HDU 5200 pretty like a woman's solution.

Line tree, TLE, various. Alas.... I'm so stupid.

I use the line of the tree is the record left and right interval longest consecutive tree number ... Anyway, tle.

#include <iostream> #include <cstdio> #include <cstring> #include <algorithm>using namespace std;const int n=50050;struct q{int Val,index;} Que[n];int segt[n*4],l[n*4],r[n*4],c[n*4];int treeh[n];int ans[n];bool cmp (Q a,q b) {if (a.val<b.val) return true; return false;} void build (int l,int R,int RT) {l[rt]=r[rt]=r-l+1; C[rt]=1;if (l==r) {Segt[rt]=treeh[l];return;} int m= (L+R) >>1;build (l,m,rt<<1); build (m+1,r,rt<<1|1); Segt[rt]=max (segt[rt<<1],segt[rt<<1|1]);} void Slove (int l,int r,int rt,int hv) {if (l==r) {return;} int m= (L+R) >>1;if (hv>=segt[rt<<1]) l[rt<<1]=r[rt<<1]=c[rt<<1]=0;elseslove (L,m, RT&LT;&LT;1,HV); if (hv>=segt[rt<<1|1]) L[rt<<1|1]=r[rt<<1|1]=c[rt<<1|1]=0;elseslove (m +1,R,RT&LT;&LT;1|1,HV); L[rt]=l[rt<<1],r[rt]=r[rt<<1|1];if (l[rt<<1]>=m-l+1) l[rt]+=l[rt<<1|1];if (R[rt< &LT;1|1]&GT;=R-M) r[rt]+=r[rt<<1]; C[rt]=c[rt<<1]+c[rt<<1|1];if (r[rt&LT;&LT;1]&AMP;&AMP;L[RT&LT;&LT;1|1]&AMP;&AMP;C[RT]) c[rt]--;}      void readint1 (int i) {treeh[i]=0;      Char ch;      Ch=getchar ();      while (!isdigit (CH)) Ch=getchar ();          while (IsDigit (ch)) {treeh[i]=treeh[i]*10+ch-' 0 ';      Ch=getchar ();      }}int Readint2 () {int x=0;      Char ch;      Ch=getchar ();      while (!isdigit (CH)) Ch=getchar ();          while (IsDigit (ch)) {x=x*10+ch-' 0 ';      Ch=getchar ();  } return x; }int Main () {int n,q;while (scanf ("%d%d", &n,&q)!=eof) {memset (ans,0,sizeof (int) *n); for (int i=1;i<=n;i++) Readint1 (i); build (1,n,1); for (int i=0;i<q;i++) {que[i].val=readint2 (); Que[i].index=i;} Sort (que,que+q,cmp); for (int i=0;i<q;i++) {if (que[i].val>=segt[1]) {ans[que[i].index]=0;} Else{slove (1,n,1,que[i].val); ans[que[i].index]=c[1];} for (int i =0;i<q;i++) printf ("%d\n", Ans[i]);} return 0;}

　　

This is the solution after looking at others, beautiful ah ...

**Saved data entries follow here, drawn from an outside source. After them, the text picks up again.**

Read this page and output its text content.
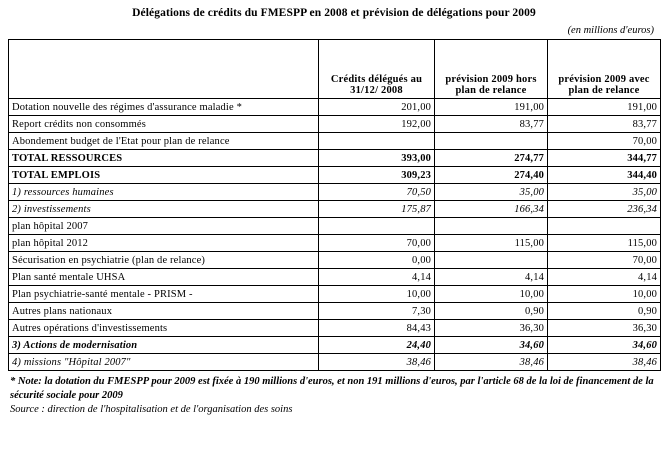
Délégations de crédits du FMESPP en 2008 et prévision de délégations pour 2009
(en millions d'euros)
	Crédits délégués au 31/12/ 2008	prévision 2009 hors plan de relance	prévision 2009 avec plan de relance
Dotation nouvelle des régimes d'assurance maladie *	201,00	191,00	191,00
Report crédits non consommés	192,00	83,77	83,77
Abondement budget de l'Etat pour plan de relance			70,00
TOTAL RESSOURCES	393,00	274,77	344,77
TOTAL EMPLOIS	309,23	274,40	344,40
1) ressources humaines	70,50	35,00	35,00
2) investissements	175,87	166,34	236,34
plan hôpital 2007			
plan hôpital 2012	70,00	115,00	115,00
Sécurisation en psychiatrie (plan de relance)	0,00		70,00
Plan santé mentale UHSA	4,14	4,14	4,14
Plan psychiatrie-santé mentale - PRISM -	10,00	10,00	10,00
Autres plans nationaux	7,30	0,90	0,90
Autres opérations d'investissements	84,43	36,30	36,30
3) Actions de modernisation	24,40	34,60	34,60
4) missions "Hôpital 2007"	38,46	38,46	38,46
* Note: la dotation du FMESPP pour 2009 est fixée à 190 millions d'euros, et non 191 millions d'euros, par l'article 68 de la loi de financement de la sécurité sociale pour 2009
Source : direction de l'hospitalisation et de l'organisation des soins
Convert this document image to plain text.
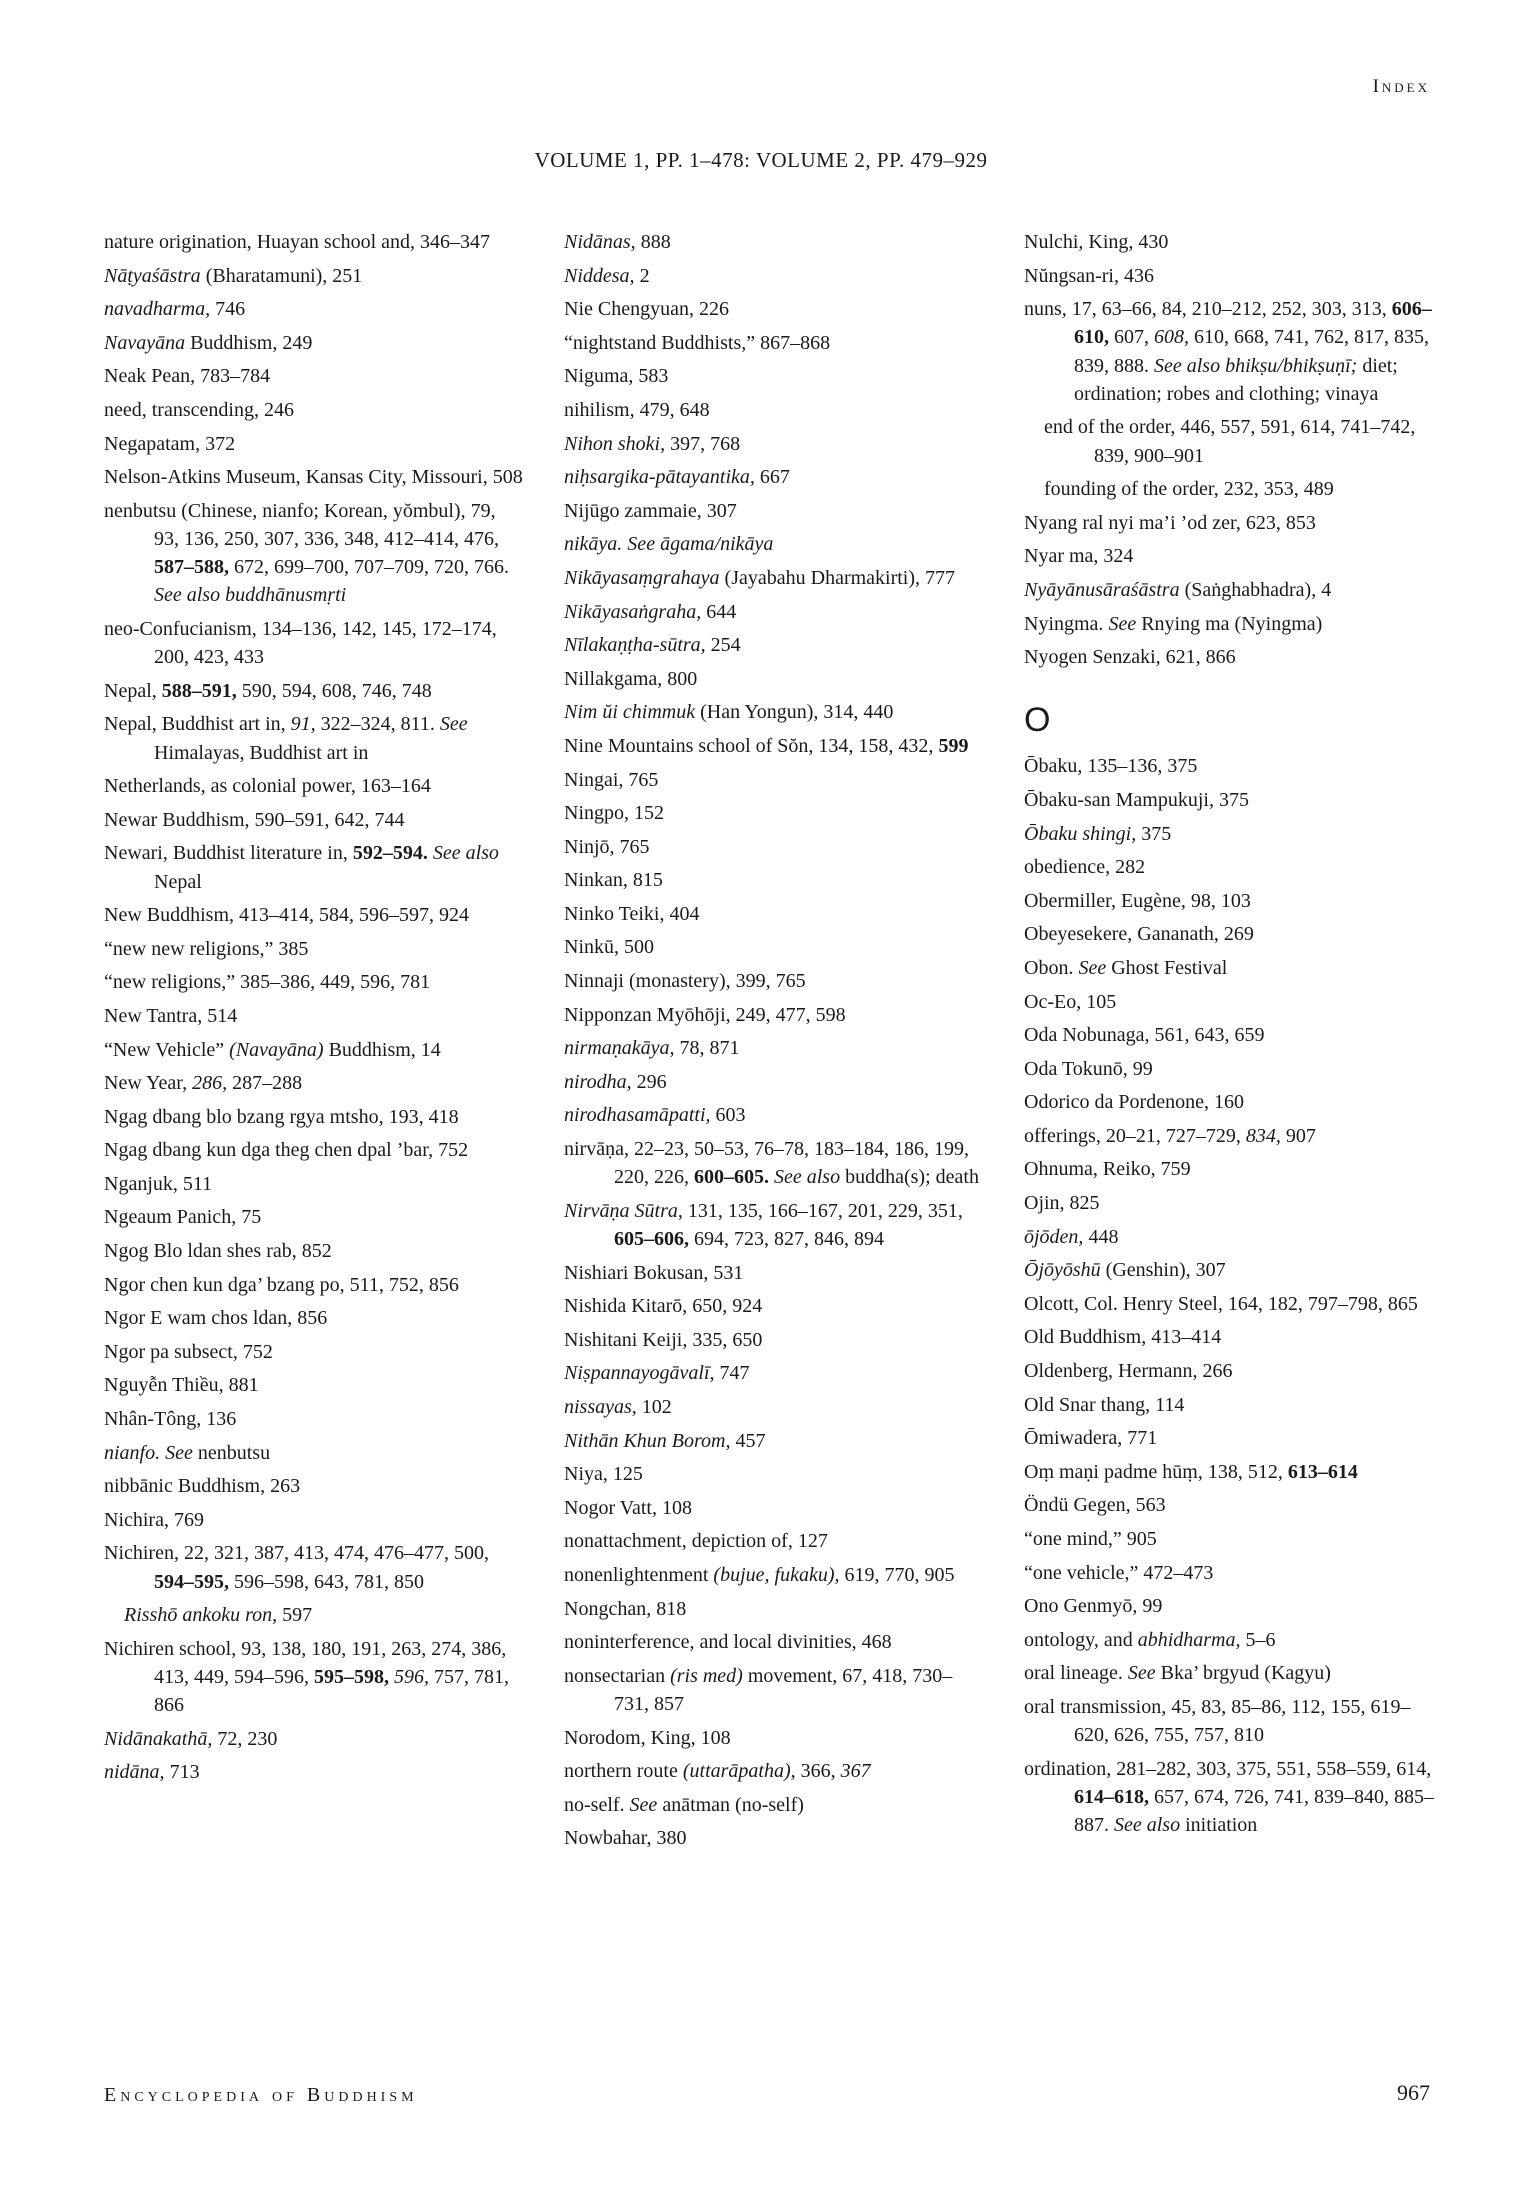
Index
VOLUME 1, PP. 1–478: VOLUME 2, PP. 479–929

nature origination, Huayan school and, 346–347

Nāṭyaśāstra (Bharatamuni), 251

navadharma, 746

Navayāna Buddhism, 249

Neak Pean, 783–784

need, transcending, 246

Negapatam, 372

Nelson-Atkins Museum, Kansas City, Missouri, 508

nenbutsu (Chinese, nianfo; Korean, yŏmbul), 79, 93, 136, 250, 307, 336, 348, 412–414, 476, 587–588, 672, 699–700, 707–709, 720, 766. See also buddhānusmṛti

neo-Confucianism, 134–136, 142, 145, 172–174, 200, 423, 433

Nepal, 588–591, 590, 594, 608, 746, 748

Nepal, Buddhist art in, 91, 322–324, 811. See Himalayas, Buddhist art in

Netherlands, as colonial power, 163–164

Newar Buddhism, 590–591, 642, 744

Newari, Buddhist literature in, 592–594. See also Nepal

New Buddhism, 413–414, 584, 596–597, 924

“new new religions,” 385

“new religions,” 385–386, 449, 596, 781

New Tantra, 514

“New Vehicle” (Navayāna) Buddhism, 14

New Year, 286, 287–288

Ngag dbang blo bzang rgya mtsho, 193, 418

Ngag dbang kun dga theg chen dpal ’bar, 752

Nganjuk, 511

Ngeaum Panich, 75

Ngog Blo ldan shes rab, 852

Ngor chen kun dga’ bzang po, 511, 752, 856

Ngor E wam chos ldan, 856

Ngor pa subsect, 752

Nguyễn Thiều, 881

Nhân-Tông, 136

nianfo. See nenbutsu

nibbānic Buddhism, 263

Nichira, 769

Nichiren, 22, 321, 387, 413, 474, 476–477, 500, 594–595, 596–598, 643, 781, 850

Risshō ankoku ron, 597

Nichiren school, 93, 138, 180, 191, 263, 274, 386, 413, 449, 594–596, 595–598, 596, 757, 781, 866

Nidānakathā, 72, 230

nidāna, 713

Nidānas, 888

Niddesa, 2

Nie Chengyuan, 226

“nightstand Buddhists,” 867–868

Niguma, 583

nihilism, 479, 648

Nihon shoki, 397, 768

niḥsargika-pātayantika, 667

Nijūgo zammaie, 307

nikāya. See āgama/nikāya

Nikāyasaṃgrahaya (Jayabahu Dharmakirti), 777

Nikāyasaṅgraha, 644

Nīlakaṇṭha-sūtra, 254

Nillakgama, 800

Nim ŭi chimmuk (Han Yongun), 314, 440

Nine Mountains school of Sŏn, 134, 158, 432, 599

Ningai, 765

Ningpo, 152

Ninjō, 765

Ninkan, 815

Ninko Teiki, 404

Ninkū, 500

Ninnaji (monastery), 399, 765

Nipponzan Myōhōji, 249, 477, 598

nirmaṇakāya, 78, 871

nirodha, 296

nirodhasamāpatti, 603

nirvāṇa, 22–23, 50–53, 76–78, 183–184, 186, 199, 220, 226, 600–605. See also buddha(s); death

Nirvāṇa Sūtra, 131, 135, 166–167, 201, 229, 351, 605–606, 694, 723, 827, 846, 894

Nishiari Bokusan, 531

Nishida Kitarō, 650, 924

Nishitani Keiji, 335, 650

Niṣpannayogāvalī, 747

nissayas, 102

Nithān Khun Borom, 457

Niya, 125

Nogor Vatt, 108

nonattachment, depiction of, 127

nonenlightenment (bujue, fukaku), 619, 770, 905

Nongchan, 818

noninterference, and local divinities, 468

nonsectarian (ris med) movement, 67, 418, 730–731, 857

Norodom, King, 108

northern route (uttarāpatha), 366, 367

no-self. See anātman (no-self)

Nowbahar, 380

Nulchi, King, 430

Nŭngsan-ri, 436

nuns, 17, 63–66, 84, 210–212, 252, 303, 313, 606–610, 607, 608, 610, 668, 741, 762, 817, 835, 839, 888. See also bhikṣu/bhikṣuṇī; diet; ordination; robes and clothing; vinaya

end of the order, 446, 557, 591, 614, 741–742, 839, 900–901

founding of the order, 232, 353, 489

Nyang ral nyi ma’i ’od zer, 623, 853

Nyar ma, 324

Nyāyānusāraśāstra (Saṅghabhadra), 4

Nyingma. See Rnying ma (Nyingma)

Nyogen Senzaki, 621, 866

O

Ōbaku, 135–136, 375

Ōbaku-san Mampukuji, 375

Ōbaku shingi, 375

obedience, 282

Obermiller, Eugène, 98, 103

Obeyesekere, Gananath, 269

Obon. See Ghost Festival

Oc-Eo, 105

Oda Nobunaga, 561, 643, 659

Oda Tokunō, 99

Odorico da Pordenone, 160

offerings, 20–21, 727–729, 834, 907

Ohnuma, Reiko, 759

Ojin, 825

ōjōden, 448

Ōjōyōshū (Genshin), 307

Olcott, Col. Henry Steel, 164, 182, 797–798, 865

Old Buddhism, 413–414

Oldenberg, Hermann, 266

Old Snar thang, 114

Ōmiwadera, 771

Oṃ maṇi padme hūṃ, 138, 512, 613–614

Öndü Gegen, 563

“one mind,” 905

“one vehicle,” 472–473

Ono Genmyō, 99

ontology, and abhidharma, 5–6

oral lineage. See Bka’ brgyud (Kagyu)

oral transmission, 45, 83, 85–86, 112, 155, 619–620, 626, 755, 757, 810

ordination, 281–282, 303, 375, 551, 558–559, 614, 614–618, 657, 674, 726, 741, 839–840, 885–887. See also initiation

Encyclopedia of Buddhism	967
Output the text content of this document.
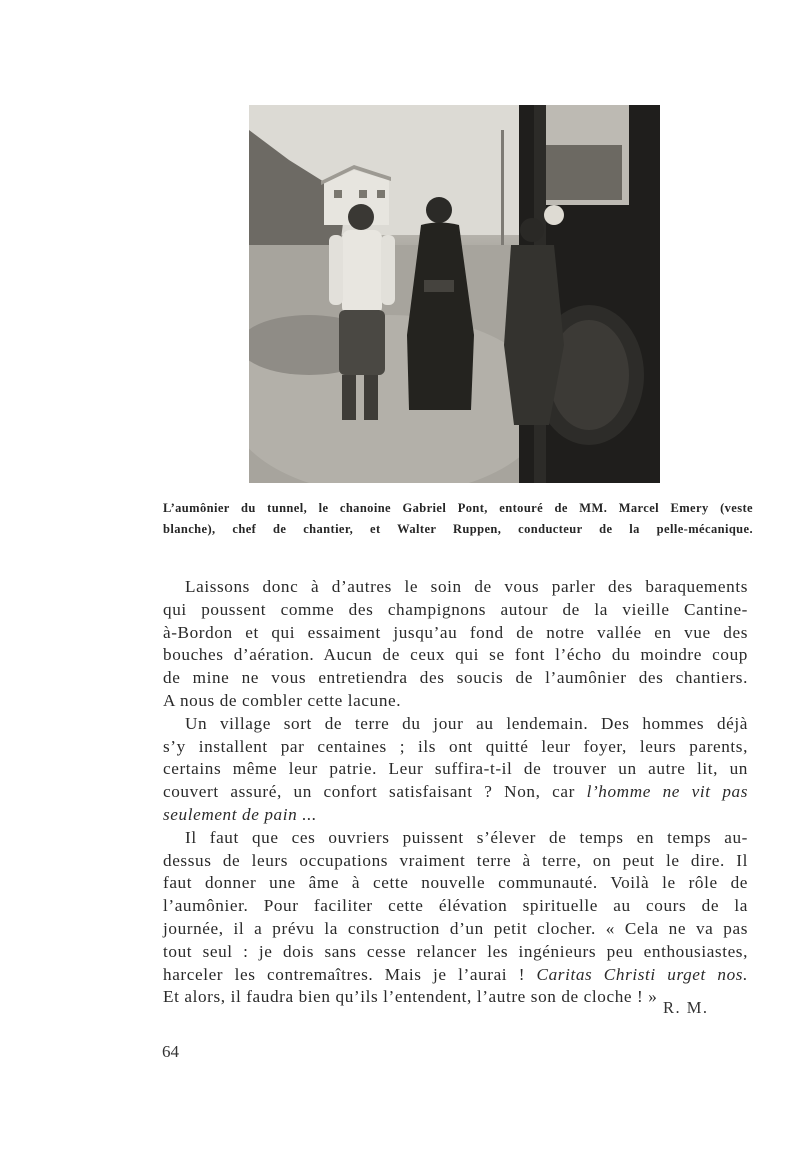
L’aumônier du tunnel, le chanoine Gabriel Pont, entouré de MM. Marcel Emery (veste
blanche), chef de chantier, et Walter Ruppen, conducteur de la pelle-mécanique.
Laissons donc à d’autres le soin de vous parler des baraquements
qui poussent comme des champignons autour de la vieille Cantine-
à-Bordon et qui essaiment jusqu’au fond de notre vallée en vue des
bouches d’aération. Aucun de ceux qui se font l’écho du moindre coup
de mine ne vous entretiendra des soucis de l’aumônier des chantiers.
A nous de combler cette lacune.
Un village sort de terre du jour au lendemain. Des hommes déjà
s’y installent par centaines ; ils ont quitté leur foyer, leurs parents,
certains même leur patrie. Leur suffira-t-il de trouver un autre lit, un
couvert assuré, un confort satisfaisant ? Non, car l’homme ne vit pas
seulement de pain ...
Il faut que ces ouvriers puissent s’élever de temps en temps au-
dessus de leurs occupations vraiment terre à terre, on peut le dire. Il
faut donner une âme à cette nouvelle communauté. Voilà le rôle de
l’aumônier. Pour faciliter cette élévation spirituelle au cours de la
journée, il a prévu la construction d’un petit clocher. « Cela ne va pas
tout seul : je dois sans cesse relancer les ingénieurs peu enthousiastes,
harceler les contremaîtres. Mais je l’aurai ! Caritas Christi urget nos.
Et alors, il faudra bien qu’ils l’entendent, l’autre son de cloche ! »
R. M.
64
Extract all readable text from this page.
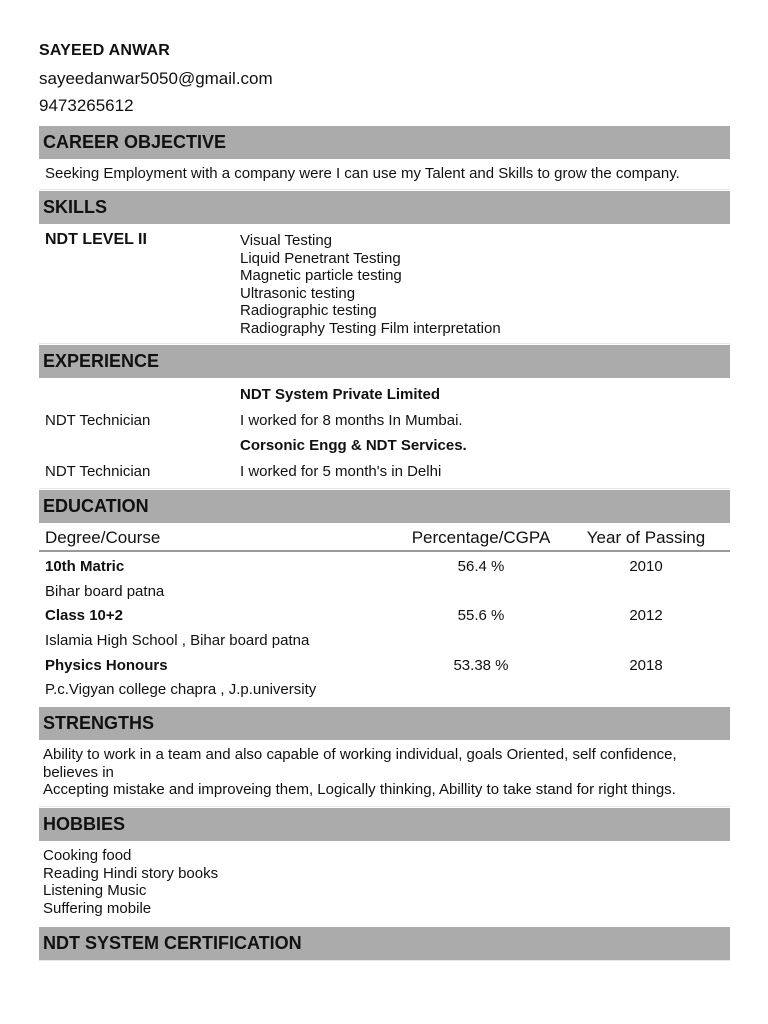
SAYEED ANWAR
sayeedanwar5050@gmail.com
9473265612
CAREER OBJECTIVE
Seeking Employment with a company were I can use my Talent and Skills to grow the company.
SKILLS
NDT LEVEL II	Visual Testing
Liquid Penetrant Testing
Magnetic particle testing
Ultrasonic testing
Radiographic testing
Radiography Testing Film interpretation
EXPERIENCE
NDT System Private Limited
NDT Technician	I worked for 8 months In Mumbai.
Corsonic Engg & NDT Services.
NDT Technician	I worked for 5 month's in Delhi
EDUCATION
Degree/Course	Percentage/CGPA	Year of Passing
10th Matric	56.4 %	2010
Bihar board patna
Class 10+2	55.6 %	2012
Islamia High School , Bihar board patna
Physics Honours	53.38 %	2018
P.c.Vigyan college chapra , J.p.university
STRENGTHS
Ability to work in a team and also capable of working individual, goals Oriented, self confidence,
believes in
Accepting mistake and improveing them, Logically thinking, Abillity to take stand for right things.
HOBBIES
Cooking food
Reading Hindi story books
Listening Music
Suffering mobile
NDT SYSTEM CERTIFICATION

Sort the trees, sort the inquiries, and press the heights. Two pointer scan, for no higher than the height of the inquiry tree, its original position, if the left and right are not cut off, then the number of paragraphs +1, if all cut off, then the number of segments-1, except in addition, the number of segments unchanged.

Sigh again, beautiful ah .... t_t

#include <iostream> #include <cstdio> #include <algorithm>using namespace std;const int n=50050; struct Th{int height,index;} Tree[n],que[n];bool vis[n];int n,q,ans[n];bool cmp (TH a,th b) {if (a.height<b.height) return True;return false;} void work (int &c,int index) {if (index==0) {if (vis[index+1]) c--;} else if (index==n-1) {if (vis[index-1]) c--;} Else{if (!vis[index+1]&&!vis[index-1]) C++;else if (Vis[index+1]&&vis[index-1]) {c--;}}} int main () {while (scanf ("%d%d", &n,&q)!=eof) {for (int i=0;i<n;i++) {scanf ("%d", &tree[i].height); Tree[i].index=i;} Sort (tree,tree+n,cmp); for (int i=0;i<q;i++) {scanf ("%d", &que[i].height); Que[i].index=i;} Sort (que,que+q,cmp), memset (vis,false,sizeof (VIS)), int ct=0;int counts=1;for (int i=0;i<q;i++) {for (; ct<n;ct++ {if (tree[ct].height>que[i].height) break;vis[tree[ct].index]=true;work (Counts,tree[ct].index);} Ans[que[i].index]=counts;} for (int i=0;i<q;i++) printf ("%d\n", Ans[i]);} return 0;}

　　

HDU 5200 pretty like a woman's solution.